The RFA is a state required form specific to the purposes of requesting treatment under a workers’ compensation claim. The RFA is mainly a claim demographic form, identifying the injured worker, workers’ compensation insurance carrier, and the PTP. However, and importantly, the RFA also includes the name and diagnostic codes of the specific treatment being requested in terms of quantity, frequency, and duration. The PTP must sign the RFA and transmit it along with the PR-2 (progress report) to the workers’ compensation insurance carrier to request medical treatment.

It is important to note that those steps, although necessary, do not guarantee whether the outcome of utilization review is certified; non-certified; or a modification.
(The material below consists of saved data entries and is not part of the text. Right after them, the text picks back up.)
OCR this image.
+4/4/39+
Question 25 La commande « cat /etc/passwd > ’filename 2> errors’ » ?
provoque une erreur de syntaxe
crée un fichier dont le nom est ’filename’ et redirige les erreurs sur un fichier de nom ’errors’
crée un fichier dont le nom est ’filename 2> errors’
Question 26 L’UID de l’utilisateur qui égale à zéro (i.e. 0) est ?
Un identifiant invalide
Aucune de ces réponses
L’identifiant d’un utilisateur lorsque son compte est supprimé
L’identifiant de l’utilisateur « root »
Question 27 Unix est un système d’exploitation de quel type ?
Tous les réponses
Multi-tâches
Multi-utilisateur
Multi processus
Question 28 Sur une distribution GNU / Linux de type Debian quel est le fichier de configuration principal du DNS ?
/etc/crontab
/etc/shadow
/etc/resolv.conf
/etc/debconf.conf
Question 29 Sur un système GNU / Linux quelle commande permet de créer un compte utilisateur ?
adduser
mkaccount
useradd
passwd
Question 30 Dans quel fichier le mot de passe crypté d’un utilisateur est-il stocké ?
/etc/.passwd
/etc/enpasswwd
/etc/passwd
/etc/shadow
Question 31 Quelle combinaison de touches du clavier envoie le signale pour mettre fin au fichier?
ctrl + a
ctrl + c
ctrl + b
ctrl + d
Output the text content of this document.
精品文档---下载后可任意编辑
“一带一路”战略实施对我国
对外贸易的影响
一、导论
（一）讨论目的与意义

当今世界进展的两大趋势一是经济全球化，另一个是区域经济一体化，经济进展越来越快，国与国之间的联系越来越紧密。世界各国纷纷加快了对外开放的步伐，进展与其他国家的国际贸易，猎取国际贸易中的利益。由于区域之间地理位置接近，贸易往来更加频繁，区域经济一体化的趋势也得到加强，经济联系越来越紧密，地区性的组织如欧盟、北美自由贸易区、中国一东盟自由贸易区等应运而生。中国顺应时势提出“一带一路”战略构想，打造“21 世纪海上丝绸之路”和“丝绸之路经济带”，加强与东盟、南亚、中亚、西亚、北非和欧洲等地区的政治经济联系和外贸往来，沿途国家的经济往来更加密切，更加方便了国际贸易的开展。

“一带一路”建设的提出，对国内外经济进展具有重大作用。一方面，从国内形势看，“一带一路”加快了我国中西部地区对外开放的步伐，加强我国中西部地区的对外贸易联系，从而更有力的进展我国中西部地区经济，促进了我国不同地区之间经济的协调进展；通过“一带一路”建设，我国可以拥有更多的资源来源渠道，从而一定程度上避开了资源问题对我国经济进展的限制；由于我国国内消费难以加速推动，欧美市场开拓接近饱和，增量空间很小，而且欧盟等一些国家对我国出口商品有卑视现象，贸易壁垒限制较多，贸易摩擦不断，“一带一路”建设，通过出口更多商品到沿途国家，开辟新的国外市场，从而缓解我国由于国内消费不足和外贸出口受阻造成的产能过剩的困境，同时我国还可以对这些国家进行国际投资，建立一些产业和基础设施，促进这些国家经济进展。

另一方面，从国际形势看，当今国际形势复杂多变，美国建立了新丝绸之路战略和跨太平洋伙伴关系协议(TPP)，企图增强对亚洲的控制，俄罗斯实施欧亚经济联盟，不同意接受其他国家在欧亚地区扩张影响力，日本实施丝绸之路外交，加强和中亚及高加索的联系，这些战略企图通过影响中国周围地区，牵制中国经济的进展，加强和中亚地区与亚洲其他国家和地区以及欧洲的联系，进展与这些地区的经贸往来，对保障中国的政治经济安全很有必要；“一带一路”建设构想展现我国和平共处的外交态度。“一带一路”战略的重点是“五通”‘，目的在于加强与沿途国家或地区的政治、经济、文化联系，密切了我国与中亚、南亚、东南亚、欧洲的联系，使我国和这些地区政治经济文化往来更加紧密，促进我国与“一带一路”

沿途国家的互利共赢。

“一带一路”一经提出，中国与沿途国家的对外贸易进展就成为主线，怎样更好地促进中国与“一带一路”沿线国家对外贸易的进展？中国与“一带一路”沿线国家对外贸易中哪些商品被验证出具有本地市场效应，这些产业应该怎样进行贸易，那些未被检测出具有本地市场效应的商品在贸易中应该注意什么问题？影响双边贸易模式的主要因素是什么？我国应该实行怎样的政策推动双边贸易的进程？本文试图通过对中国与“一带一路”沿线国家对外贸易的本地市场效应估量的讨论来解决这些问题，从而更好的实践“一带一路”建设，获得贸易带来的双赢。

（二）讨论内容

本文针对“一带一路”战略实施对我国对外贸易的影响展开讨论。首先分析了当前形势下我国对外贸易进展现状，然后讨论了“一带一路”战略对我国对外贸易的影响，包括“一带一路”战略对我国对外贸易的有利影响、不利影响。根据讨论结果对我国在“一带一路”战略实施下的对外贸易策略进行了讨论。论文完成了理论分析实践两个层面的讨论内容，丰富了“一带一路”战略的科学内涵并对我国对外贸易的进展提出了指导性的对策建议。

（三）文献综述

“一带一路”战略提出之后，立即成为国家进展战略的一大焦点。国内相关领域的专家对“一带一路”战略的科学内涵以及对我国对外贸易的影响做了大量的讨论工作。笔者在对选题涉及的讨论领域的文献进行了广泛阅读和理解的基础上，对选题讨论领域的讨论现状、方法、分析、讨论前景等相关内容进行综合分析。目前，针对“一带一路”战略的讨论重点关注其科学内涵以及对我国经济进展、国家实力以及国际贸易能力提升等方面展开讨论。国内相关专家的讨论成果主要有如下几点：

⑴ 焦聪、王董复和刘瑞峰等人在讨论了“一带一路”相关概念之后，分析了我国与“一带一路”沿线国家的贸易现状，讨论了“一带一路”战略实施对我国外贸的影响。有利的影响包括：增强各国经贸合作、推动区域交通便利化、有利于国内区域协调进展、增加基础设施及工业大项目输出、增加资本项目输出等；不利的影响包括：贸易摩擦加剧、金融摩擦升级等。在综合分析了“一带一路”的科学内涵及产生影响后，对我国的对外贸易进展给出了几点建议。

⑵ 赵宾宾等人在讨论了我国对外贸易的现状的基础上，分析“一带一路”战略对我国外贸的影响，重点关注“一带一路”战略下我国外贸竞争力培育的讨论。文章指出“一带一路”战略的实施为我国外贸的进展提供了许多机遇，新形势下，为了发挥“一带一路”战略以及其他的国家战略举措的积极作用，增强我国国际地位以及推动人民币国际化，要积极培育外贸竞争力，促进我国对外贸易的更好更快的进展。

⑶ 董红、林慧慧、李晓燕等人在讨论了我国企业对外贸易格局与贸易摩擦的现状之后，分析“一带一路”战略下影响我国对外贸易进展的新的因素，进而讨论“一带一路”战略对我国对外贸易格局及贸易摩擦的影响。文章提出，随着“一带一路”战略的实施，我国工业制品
Further, a utilization review decision on the basis of any one RFA and PR-2 does not necessarily mean that future RFAs and PR-2s will result in the same decision (i.e. certified; non-certified; or modified).

Similarly, if treatment is approved or approved-in-part, the workers’ compensation insurance carrier will be financially responsible for the approved portions of request(s) associated with a given RFA and PR-2. So, since any approved portions stem from one RFA and PR-2, the PTP will have to complete subsequent RFAs and PR-2s for any future treatment requests. Thus, once the PTP transmits a RFA/PR-2 to the workers’ compensation insurance carrier, timing issues must then be considered.

Timing Under Utilization Review:
The gist of these timing elements, for better or worse, often amounts to delay in obtaining medical treatment.  California Labor Code 4610(g)(1) provides that a utilization review decision must be made within 5 working days from the receipt of information reasonably necessary to make the determination, but in no event more than 14 days from the date of the medical treatment recommendation by the physician. Further, California Labor Code 4610(g)(3)(A) requires that a decision be communicated to the physician within 24 hours of the decision and in writing within two business days to the physician, employee, and if represented, legal counsel as well.

These timing provisions apply to the workers’ compensation insurance carrier that receives an RFA and PR-2 from an injured worker’s PTP. The timing provisions may seem a disadvantage to persons who expect to obtain treatment in the same manner as from one’s family doctor. However, the timing issues presented by utilization review may provide guidance in developing a treatment plan for a work injury.

Failure by a carrier to timely respond to all RFA’s and PR-2s (i.e. to conduct utilization review) means that medical necessity is an issue that may be properly decided by the Workers’ Compensation Appeals Board, based upon substantial evidence. Thus, if an injured worker believes that an RFA and PR-2 has not received a timely response then it would be appropriate to seek legal counsel to discuss the propriety of pursuing the matter further before the Workers’ Compensation Appeals Board, or otherwise. However, if a utilization review decision is timely, but the decision is denial of treatment or modification then an injured worker’s sole remedy is to file for Independent Medical Review (a topic to discuss further with an attorney).

Concluding Remarks:
Obtaining medical treatment under a workers’ compensation claim is more complicated than simply taking a prescription to the pharmacy and can often be a source of delay. However, working with one’s workers’ compensation PTP and/or legal counsel are ways to help facilitate treatment.
It is important to note that this article is not an exhaustive explanation of all nuances pertaining to utilization review.

This article is intended to provide only general information regarding the procedural steps and timing issues that must be considered when pursuing medical treatment under workers’ compensation.